Diagram of Acid-Sulfate Model (Figure reproduced from CSU Pomona)
Another area gold is prevalent near the Long Valley Caldera is at an area known as the “Morrison block” including Bishop Creek, Mount Morrison and Deadman Pass that has many roof pendants separated by the faults in the region (Stevens, Greene, 1999). These roof pendants have formed along the Eastern Sierra in the fault zone near the top of the old magma chambers where granite hangs on the sides or tops. The granite formed from cooling magma deep underground. Over time, the granite rose upward and intruded into the surface rocks which were originally predominately sedimentary mixed with some igneous rocks. As the granite rose, it melted the overlying rocks and through “contact metamorphism” created metamorphic rocks. In the Western Sierra, these metamorphic rocks are still prevalent, however in the east granite continued to rise along the faults creating the roof pendants (Roof Pendants). Hydrothermal systems have since reacted with this granite, pulling out gold and other valuable minerals and depositing them once the fluids have cooled (Gold).
Hydrothermal effects on faulting
It is believed that the hydrothermal system of the Long Valley Caldera may be influencing earthquakes in the region as the hydrothermal system moves towards the Sierra Nevada Mountains (Templeton, Dreger. 2004) in the west. With the caldera bordered by a northeast trending Discovery fault zone on the west and northwest trending fault zone on the east with the Hilton Creek fault, these faults may not only be providing routes for hydrothermal fluids to flow more easily but might also be shifting the course of the fluids as the plates settle (Martini, 2002).
Conclusion
In conclusion, hydrothermal waters are and have been very important in shaping the Long Valley Caldera. Through hydrothermal alteration, substances such as kaolinite and amorphous silica have been formed (Martini, 2002). Hydrothermal fluids have also played an important role in bringing valuable minerals such as gold and silver to the surface and dropping them in deposits where they may be mined (Gold). This has been very important to the early development of the Eastern Sierra Nevada as mining has been and continues to be an important part of the economy there.
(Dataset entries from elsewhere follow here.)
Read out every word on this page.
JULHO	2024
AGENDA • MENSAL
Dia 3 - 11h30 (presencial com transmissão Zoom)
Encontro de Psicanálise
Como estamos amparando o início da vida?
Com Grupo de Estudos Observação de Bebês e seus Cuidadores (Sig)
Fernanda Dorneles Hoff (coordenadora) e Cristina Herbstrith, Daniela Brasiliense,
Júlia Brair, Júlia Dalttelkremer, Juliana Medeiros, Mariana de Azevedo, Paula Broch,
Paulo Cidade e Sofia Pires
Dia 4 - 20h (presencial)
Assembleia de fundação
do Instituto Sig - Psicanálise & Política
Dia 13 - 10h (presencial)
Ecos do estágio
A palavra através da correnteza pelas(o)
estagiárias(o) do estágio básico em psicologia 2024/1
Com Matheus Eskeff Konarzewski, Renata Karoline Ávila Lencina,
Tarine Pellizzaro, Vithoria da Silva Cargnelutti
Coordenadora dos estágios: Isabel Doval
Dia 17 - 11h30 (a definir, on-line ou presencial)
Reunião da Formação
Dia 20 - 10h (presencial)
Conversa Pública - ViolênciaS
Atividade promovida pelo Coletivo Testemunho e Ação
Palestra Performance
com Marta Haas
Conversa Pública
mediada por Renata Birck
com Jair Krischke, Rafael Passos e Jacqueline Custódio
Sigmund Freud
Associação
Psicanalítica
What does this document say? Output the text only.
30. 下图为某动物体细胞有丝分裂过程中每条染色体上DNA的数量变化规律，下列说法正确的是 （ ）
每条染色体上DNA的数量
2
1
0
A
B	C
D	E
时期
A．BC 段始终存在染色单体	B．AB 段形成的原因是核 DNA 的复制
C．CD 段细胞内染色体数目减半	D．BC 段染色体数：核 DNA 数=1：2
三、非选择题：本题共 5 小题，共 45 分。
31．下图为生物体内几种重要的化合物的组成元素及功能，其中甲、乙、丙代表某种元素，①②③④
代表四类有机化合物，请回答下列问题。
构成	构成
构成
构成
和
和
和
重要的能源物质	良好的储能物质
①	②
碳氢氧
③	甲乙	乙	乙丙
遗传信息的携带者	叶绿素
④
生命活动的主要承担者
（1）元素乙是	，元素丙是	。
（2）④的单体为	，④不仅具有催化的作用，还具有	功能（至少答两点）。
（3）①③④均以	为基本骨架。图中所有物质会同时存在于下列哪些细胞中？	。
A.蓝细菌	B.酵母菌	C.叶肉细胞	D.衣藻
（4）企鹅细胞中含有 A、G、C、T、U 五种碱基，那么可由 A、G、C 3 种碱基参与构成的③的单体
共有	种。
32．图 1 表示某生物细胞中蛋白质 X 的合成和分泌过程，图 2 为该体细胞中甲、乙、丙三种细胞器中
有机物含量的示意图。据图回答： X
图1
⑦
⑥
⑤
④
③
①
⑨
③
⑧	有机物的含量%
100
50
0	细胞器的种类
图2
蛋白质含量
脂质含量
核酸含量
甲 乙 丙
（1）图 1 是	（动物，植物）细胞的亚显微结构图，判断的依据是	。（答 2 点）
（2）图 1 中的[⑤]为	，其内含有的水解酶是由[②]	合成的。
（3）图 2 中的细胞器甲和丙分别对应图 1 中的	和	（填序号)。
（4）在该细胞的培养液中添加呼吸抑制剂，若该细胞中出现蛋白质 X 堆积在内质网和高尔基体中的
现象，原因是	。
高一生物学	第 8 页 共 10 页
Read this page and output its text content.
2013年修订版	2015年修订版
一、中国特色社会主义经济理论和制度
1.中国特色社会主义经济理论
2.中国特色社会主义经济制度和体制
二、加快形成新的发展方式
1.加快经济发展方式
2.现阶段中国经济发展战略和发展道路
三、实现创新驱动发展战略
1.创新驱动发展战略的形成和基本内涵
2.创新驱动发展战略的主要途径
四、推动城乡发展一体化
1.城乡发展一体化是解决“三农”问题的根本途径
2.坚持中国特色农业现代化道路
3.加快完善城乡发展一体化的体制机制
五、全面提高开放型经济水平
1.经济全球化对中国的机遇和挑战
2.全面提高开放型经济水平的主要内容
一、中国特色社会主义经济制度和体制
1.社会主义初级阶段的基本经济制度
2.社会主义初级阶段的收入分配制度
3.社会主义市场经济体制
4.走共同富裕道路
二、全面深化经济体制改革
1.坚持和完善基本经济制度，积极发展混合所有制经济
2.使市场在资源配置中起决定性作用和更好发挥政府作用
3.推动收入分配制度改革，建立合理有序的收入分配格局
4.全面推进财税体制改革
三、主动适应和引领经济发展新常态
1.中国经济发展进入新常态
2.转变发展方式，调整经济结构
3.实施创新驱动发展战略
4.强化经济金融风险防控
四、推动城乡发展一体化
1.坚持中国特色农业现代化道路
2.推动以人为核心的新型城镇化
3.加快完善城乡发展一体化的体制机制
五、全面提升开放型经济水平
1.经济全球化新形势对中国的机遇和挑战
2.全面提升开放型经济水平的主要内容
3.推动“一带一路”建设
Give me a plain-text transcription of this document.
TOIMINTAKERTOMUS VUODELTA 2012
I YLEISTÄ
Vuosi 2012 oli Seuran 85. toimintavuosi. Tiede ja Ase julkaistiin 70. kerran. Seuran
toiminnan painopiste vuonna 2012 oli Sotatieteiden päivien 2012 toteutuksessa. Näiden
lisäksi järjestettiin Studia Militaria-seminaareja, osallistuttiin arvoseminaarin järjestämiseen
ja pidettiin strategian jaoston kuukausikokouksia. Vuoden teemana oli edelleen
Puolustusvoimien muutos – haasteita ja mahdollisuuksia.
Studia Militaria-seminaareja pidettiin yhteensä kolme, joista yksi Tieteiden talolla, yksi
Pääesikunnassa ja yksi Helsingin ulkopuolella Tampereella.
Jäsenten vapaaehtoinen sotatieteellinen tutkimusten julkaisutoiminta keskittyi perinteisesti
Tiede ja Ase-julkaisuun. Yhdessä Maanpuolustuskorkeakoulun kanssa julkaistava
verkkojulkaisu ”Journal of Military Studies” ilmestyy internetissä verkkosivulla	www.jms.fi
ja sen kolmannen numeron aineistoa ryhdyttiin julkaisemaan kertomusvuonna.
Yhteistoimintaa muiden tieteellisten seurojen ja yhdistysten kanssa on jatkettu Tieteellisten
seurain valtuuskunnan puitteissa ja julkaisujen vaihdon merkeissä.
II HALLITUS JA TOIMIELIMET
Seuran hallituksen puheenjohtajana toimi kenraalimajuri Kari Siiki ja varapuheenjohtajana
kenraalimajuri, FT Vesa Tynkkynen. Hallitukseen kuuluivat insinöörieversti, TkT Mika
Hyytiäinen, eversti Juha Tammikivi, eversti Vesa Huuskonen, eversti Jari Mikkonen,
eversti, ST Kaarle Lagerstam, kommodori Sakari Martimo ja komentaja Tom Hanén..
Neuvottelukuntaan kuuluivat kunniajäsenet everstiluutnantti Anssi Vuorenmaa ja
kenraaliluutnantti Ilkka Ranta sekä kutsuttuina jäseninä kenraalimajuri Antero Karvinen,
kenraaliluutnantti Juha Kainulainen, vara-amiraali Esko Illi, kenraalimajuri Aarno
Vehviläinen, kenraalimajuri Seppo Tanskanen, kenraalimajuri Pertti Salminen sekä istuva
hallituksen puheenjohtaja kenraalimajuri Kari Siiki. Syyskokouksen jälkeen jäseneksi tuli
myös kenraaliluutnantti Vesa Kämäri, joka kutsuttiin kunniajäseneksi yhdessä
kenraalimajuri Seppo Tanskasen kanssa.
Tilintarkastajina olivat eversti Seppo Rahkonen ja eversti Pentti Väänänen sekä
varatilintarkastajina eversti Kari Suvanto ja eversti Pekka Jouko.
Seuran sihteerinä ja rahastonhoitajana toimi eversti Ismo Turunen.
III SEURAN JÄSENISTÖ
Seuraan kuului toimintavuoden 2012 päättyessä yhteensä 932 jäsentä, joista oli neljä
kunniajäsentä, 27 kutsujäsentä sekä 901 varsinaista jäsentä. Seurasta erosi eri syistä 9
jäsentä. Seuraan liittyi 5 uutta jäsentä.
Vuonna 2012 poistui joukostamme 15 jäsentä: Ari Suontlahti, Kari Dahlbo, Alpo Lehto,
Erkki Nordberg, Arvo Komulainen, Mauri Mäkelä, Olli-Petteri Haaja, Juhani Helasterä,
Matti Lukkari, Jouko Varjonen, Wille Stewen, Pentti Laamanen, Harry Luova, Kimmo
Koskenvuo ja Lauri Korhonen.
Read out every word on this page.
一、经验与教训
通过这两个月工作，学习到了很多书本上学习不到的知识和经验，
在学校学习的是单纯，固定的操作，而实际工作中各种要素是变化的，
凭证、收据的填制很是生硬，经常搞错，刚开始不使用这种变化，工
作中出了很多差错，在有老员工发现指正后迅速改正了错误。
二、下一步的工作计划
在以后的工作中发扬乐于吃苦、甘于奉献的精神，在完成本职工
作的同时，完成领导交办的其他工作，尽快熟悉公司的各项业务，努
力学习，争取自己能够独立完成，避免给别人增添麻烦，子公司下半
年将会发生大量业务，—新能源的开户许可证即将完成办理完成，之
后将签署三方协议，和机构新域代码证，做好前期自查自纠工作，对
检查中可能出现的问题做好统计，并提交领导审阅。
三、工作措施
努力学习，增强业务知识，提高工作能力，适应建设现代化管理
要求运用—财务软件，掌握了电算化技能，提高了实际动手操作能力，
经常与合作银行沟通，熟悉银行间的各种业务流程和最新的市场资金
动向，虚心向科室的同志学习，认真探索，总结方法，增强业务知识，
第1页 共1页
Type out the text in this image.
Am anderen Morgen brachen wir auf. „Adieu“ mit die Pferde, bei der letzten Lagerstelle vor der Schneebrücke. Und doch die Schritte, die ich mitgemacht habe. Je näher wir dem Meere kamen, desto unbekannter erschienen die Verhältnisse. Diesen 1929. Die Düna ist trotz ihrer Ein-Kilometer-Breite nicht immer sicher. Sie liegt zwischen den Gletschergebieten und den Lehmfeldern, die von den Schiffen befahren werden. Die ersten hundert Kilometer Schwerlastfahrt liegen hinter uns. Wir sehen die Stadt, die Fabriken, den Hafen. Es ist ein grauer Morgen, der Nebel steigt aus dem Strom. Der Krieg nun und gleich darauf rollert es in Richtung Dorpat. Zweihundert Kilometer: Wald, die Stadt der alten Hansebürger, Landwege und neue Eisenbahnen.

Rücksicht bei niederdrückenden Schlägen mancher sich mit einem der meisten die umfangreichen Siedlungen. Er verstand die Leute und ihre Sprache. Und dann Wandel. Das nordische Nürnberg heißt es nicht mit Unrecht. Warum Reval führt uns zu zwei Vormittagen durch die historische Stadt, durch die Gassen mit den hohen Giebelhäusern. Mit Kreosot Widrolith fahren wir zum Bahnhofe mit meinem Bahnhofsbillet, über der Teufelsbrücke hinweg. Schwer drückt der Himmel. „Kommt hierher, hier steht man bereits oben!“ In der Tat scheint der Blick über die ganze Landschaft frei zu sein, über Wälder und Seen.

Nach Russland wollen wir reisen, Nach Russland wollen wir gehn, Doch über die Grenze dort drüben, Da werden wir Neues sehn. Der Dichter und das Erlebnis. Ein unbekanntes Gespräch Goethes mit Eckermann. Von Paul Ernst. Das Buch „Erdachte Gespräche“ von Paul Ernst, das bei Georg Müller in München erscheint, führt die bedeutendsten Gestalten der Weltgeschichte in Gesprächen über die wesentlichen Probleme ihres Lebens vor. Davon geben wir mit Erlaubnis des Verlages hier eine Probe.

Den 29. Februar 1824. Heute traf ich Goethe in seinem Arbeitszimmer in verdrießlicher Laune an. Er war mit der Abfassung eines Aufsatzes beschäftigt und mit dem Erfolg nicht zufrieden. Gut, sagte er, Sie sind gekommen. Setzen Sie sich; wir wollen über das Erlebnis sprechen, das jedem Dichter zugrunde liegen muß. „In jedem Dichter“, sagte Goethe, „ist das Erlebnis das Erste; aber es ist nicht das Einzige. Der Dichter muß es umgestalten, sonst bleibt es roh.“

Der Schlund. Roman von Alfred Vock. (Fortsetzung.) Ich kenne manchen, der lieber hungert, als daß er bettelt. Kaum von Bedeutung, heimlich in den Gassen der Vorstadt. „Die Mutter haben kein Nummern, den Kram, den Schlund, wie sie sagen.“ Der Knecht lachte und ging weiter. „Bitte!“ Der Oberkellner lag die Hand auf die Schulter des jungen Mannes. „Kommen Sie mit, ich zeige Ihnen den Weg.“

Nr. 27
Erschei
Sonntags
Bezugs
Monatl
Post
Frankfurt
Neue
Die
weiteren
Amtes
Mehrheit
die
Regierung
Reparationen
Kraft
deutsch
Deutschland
The use of geothermal energy at Casa Diablo produces enough energy to supply electricity to 40,000 houses (Casa). The use of a renewable energy source helps cut back on coal or nuclear energy and is a cleaner alternative source. Hot Creek Fish Hatchery is fed by warmer water as well, providing trout to supply streams in the Eastern Sierra helping support the multi-billion dollar fishing business in California (Hot Creek Hatchery Foundation, 2007).
Other than financial benefits created through hydrothermal systems, the hot waters movement can create problems as earthquakes can lead to an adjustment of warm water wells at Casa Diablo rendering older wells not effective if the water moves away. A paradox to this is that the water may be creating many of the earthquakes as it moves westward towards the Sierra Nevada Mountains . However, it is very important to remember that these hydrothermal systems are created by magma from active volcanoes warming the water. The formation of volcanoes is a sign of tectonic movement and this indicates that the caldera, with its unique history and geology is still continuing to develop and another eruption in the future is very possible.